Ich habe nun folgende Fragen:

1.) Warum einen Linux Server und nicht Windows Server?
Ich denke mal er ist sicherer, stabiler und schneller - der Linux. Gibt es noch andere?

Den Server kriegst du beim Hosting-Anbieter deines Vertrauens in jeder gewünschten Konfiguration.

2.) Welche Linux Distribution sollte man am besten nehmen? Ich dachte an Debian.

Du nimmst die Distri, die du am besten kennst. Oder halt die, die dein Hoster hat.

3.) Als Webserver dachte ich auf jeden Fall an Lighttpd statt Apache2. Was denkt ihr?

Du nimmst den Webserver, den du am besten kennst.

4.) Letztendlich wollte ich 3 Server nehmen. Einen für die Datenbank, einen für die Userbilder und einen Für die PHP Files.
Ich will anfangs nicht mehr als 120€/Monat investieren - geht sowas?

Du hast am Anfang keinerlei Performanceprobleme. Also reicht im Prinzip auch "Webspace" irgendwo. Welche Performanceprobleme auftreten, wirst du nur kennenlernen, wenn deine Community tatsächlich so wächst, dass du mehr als einen Server benötigst. Bzw. erst dann findest du einen zum Problem exakt passende Lösung, so dass die Performanceprobleme optimal bearbeitet werden.

Deine jetzige Problemlösung wird dich hingegen viel Geld kosten, ohne auch nur ein einziges Problem zu lösen. Du gehst davon aus, dass das Ausliefern von Userbildern ein Problem wird, und du gehst davon aus, dass die Abfragen der Datenbank ein Problem werden. Das sind zwei Annahmen, die im Moment durch nichts gerechtfertigt sind.

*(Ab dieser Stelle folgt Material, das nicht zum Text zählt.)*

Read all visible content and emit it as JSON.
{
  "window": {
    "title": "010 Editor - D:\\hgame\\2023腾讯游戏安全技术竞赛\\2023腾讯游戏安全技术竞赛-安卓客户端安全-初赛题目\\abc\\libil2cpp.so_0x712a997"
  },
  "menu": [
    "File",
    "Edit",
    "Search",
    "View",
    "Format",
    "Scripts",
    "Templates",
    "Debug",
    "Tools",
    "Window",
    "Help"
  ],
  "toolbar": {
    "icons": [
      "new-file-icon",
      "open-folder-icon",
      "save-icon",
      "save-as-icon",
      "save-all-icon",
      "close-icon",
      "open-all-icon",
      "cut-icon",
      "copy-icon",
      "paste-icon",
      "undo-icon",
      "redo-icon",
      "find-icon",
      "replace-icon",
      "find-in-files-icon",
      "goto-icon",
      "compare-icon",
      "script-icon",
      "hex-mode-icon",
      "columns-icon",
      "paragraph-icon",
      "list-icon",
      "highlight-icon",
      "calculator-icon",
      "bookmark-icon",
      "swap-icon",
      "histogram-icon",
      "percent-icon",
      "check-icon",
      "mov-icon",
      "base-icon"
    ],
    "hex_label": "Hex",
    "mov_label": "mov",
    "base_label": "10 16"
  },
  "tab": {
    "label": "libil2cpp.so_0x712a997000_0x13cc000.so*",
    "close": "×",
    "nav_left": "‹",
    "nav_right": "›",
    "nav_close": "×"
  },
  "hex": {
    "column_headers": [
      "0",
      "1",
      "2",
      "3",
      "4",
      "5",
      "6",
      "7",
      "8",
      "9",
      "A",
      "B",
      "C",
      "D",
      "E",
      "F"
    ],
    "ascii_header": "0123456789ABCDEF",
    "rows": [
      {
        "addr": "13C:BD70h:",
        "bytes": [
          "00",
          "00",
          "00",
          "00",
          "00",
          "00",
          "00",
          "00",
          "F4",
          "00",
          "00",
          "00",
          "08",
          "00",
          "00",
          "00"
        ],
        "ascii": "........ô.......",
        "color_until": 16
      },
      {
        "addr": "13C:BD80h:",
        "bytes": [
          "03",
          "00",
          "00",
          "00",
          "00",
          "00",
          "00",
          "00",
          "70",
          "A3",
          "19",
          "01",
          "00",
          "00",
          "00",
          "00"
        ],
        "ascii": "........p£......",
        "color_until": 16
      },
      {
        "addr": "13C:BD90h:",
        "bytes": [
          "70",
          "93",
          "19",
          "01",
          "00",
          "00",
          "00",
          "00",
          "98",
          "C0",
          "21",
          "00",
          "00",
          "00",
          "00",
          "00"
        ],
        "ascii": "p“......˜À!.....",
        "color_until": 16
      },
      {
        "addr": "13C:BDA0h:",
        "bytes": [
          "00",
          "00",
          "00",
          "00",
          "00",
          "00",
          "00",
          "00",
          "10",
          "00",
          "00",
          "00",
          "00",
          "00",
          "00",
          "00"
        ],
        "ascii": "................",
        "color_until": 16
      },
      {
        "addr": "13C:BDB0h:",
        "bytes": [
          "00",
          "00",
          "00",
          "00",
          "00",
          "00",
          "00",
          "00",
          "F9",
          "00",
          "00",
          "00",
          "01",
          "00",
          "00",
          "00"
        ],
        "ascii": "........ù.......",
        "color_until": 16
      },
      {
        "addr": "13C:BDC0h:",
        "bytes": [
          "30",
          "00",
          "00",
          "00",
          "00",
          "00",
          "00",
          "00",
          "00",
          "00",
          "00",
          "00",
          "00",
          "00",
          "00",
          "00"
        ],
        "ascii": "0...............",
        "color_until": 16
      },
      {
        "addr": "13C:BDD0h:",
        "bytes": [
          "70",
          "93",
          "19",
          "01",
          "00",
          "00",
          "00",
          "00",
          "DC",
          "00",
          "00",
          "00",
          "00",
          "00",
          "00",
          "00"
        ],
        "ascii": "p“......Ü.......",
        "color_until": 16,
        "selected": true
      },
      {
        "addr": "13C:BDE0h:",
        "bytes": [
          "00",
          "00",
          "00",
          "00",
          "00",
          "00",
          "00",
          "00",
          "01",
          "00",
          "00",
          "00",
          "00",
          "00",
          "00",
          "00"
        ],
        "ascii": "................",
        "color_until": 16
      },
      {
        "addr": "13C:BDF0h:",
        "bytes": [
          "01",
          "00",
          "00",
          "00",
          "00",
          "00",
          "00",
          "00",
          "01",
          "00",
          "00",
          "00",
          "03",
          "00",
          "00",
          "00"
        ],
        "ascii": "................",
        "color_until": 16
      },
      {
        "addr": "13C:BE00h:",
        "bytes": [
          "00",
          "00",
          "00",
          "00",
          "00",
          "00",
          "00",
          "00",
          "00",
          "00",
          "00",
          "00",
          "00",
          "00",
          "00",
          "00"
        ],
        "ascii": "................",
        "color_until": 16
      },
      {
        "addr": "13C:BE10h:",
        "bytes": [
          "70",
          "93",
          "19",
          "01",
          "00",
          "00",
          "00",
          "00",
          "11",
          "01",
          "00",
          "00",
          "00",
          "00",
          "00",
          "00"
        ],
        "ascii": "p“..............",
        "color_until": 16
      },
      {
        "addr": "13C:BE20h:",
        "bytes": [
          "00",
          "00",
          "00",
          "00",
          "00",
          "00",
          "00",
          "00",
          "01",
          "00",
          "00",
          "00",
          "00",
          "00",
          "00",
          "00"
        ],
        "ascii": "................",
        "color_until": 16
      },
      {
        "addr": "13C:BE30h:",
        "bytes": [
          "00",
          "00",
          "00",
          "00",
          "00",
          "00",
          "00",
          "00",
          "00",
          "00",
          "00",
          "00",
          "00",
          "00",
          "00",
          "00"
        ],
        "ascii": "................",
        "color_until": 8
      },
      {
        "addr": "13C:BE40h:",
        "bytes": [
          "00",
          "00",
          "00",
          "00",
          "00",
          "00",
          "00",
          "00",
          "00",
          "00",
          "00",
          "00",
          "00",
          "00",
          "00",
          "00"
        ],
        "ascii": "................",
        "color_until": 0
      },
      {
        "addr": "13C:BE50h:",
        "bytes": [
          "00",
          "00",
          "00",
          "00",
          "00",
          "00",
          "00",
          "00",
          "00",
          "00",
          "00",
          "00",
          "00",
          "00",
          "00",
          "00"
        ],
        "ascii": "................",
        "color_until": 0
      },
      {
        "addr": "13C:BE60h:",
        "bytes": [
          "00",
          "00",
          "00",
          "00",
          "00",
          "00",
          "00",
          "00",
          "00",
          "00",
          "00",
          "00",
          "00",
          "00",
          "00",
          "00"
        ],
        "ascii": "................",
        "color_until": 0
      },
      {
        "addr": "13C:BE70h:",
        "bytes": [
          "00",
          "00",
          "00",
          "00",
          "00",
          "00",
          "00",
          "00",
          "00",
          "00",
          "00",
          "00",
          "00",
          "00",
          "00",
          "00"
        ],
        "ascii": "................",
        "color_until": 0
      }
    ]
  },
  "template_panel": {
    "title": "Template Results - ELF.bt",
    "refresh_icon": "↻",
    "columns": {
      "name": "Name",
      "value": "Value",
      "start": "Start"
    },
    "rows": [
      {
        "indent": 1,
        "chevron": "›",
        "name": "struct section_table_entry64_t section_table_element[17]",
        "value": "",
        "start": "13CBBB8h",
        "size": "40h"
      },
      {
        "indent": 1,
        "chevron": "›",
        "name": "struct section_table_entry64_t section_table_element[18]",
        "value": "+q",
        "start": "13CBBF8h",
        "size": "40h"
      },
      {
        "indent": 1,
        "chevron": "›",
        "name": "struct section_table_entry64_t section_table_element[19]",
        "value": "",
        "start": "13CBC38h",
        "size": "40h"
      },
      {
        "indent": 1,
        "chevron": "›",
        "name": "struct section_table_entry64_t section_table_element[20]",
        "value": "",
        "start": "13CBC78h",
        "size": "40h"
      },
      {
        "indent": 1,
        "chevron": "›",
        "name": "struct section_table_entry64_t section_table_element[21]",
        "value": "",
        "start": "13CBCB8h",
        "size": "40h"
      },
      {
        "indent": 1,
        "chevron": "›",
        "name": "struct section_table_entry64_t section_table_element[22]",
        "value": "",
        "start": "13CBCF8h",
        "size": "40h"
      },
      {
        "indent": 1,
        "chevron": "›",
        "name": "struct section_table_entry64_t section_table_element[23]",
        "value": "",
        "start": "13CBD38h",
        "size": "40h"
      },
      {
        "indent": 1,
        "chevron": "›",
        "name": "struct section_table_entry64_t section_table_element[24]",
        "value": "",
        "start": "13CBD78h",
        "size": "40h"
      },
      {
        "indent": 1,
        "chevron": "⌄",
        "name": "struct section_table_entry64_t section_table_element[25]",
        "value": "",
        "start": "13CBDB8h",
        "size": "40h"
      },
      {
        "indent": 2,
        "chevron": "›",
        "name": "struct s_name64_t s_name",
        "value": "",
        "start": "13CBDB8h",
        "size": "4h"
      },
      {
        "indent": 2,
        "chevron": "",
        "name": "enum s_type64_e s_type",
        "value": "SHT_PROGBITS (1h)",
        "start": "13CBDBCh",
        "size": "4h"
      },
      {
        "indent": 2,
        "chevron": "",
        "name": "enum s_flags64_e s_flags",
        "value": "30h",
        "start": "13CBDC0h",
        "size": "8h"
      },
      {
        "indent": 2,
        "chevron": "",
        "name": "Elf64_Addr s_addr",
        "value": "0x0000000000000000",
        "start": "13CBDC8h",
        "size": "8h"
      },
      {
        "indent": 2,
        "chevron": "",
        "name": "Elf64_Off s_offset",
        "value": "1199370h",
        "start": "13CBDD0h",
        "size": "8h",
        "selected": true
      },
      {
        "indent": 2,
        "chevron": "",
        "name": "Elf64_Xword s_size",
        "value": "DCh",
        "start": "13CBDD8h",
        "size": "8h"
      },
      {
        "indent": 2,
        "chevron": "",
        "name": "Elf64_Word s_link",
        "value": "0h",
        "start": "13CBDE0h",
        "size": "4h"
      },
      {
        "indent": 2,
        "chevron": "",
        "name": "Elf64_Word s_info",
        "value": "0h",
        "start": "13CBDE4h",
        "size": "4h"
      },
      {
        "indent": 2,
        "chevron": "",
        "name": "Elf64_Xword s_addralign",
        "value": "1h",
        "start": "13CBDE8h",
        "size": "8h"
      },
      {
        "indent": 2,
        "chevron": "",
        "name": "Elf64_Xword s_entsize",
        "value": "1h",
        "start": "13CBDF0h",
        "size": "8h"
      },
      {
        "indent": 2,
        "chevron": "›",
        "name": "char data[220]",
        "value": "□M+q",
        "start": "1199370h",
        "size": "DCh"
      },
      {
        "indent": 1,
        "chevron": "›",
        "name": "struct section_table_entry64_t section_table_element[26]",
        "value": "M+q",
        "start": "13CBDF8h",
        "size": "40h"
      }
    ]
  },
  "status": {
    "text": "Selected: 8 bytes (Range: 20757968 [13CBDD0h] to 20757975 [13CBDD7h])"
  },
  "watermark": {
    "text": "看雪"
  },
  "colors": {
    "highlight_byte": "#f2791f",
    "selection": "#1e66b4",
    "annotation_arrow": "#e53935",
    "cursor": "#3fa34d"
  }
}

Es spricht ja nichts dagegen, sich beim Programmieren schon mal Gedanken zu machen, an welchen auffälligen Stellen man so eine mögliche Aufteilung integrieren kann. Mehr als eine Konfigurationsvariable für "Bilderserver-URL" und "DB-Server-Connection" wäre das aber nicht - und egal, was du dir auch ausdenkst, du kannst einerseits nie sicher sein, dass diese geplante Aufteilung auch tatsächlich gebraucht wird, oder dass diese Aufteilung im Gebrauchsfall auch tatsächlich ausreicht, und nicht deutlich erweitert werden muß.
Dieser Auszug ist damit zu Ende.